Sur le pas de la porte, à l’angle de la vie
Un homme rêve et regarde les étoiles.
Il froisse une lettre, il froisse un regard
Dans l’irisation de cette frange d’eau
Qui fragmente l’espace et le duplique à l’infini.
L’oubli, l’espérance et cette attente
Là sur le pas de la porte, entrer ? Sortir ?
Ou marcher dans la rue et revenir ?
Rien ne le prédisposait à cet instant d’attente
Il n’avait aucun désir autrefois que ce rêve diffus d’être
Il n’avait rien dans ses mains que ce printemps ensoleillé
Qui l’a conduit ici sur le pas de cette porte.
Il est à l’angle de la vie, une rue étroite
Peu de passants tout est calme, ordonné, presque paisible.
Elle le regarde, hésitant, rêveur, étranger
Il froisse une lettre, l’a-t-il reçue ? L’a-t-il écrite ?

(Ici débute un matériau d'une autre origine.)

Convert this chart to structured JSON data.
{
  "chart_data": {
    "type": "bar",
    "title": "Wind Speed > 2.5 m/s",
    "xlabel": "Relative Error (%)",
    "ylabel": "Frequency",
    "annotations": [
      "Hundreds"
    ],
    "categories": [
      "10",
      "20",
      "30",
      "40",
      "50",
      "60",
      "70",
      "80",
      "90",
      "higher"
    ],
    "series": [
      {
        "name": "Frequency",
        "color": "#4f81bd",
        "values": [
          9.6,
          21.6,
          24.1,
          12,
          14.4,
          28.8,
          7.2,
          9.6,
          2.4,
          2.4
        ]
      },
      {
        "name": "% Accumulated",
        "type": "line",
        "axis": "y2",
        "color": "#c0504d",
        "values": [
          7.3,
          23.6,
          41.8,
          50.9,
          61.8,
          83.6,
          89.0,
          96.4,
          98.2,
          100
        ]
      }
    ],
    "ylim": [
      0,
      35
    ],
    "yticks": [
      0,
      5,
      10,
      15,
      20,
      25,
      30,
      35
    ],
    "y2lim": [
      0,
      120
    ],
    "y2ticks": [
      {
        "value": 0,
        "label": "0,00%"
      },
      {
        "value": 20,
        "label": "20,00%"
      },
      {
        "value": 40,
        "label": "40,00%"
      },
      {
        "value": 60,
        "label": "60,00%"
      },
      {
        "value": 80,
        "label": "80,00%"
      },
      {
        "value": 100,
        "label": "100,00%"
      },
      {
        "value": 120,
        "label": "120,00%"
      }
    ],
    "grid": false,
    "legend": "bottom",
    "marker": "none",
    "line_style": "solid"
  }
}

Il froisse son propre regard qui ricoche et se perd dans cette flaque d’eau
Qui est un bout de mer porté par les vents
Un bout de pleurs, salés par les vagues
Qui ne sont jamais descendus dans la rue
Qui n’ont jamais franchi le pas de la porte.
Elle s’approche, lui tend la main, il la prend.
Elle l’attire vers la rue et vers la ville entourée de murs.
La lettre était ce texte-ci, ces mots que vous lisez,
Ni lui ni elle ne l’avaient écrite.
Il l’a alors jetée.
La rue s’est refermée sur eux, ils sont sortis de la ville.
Ils se tiennent maintenant par la main et vont vers la mer.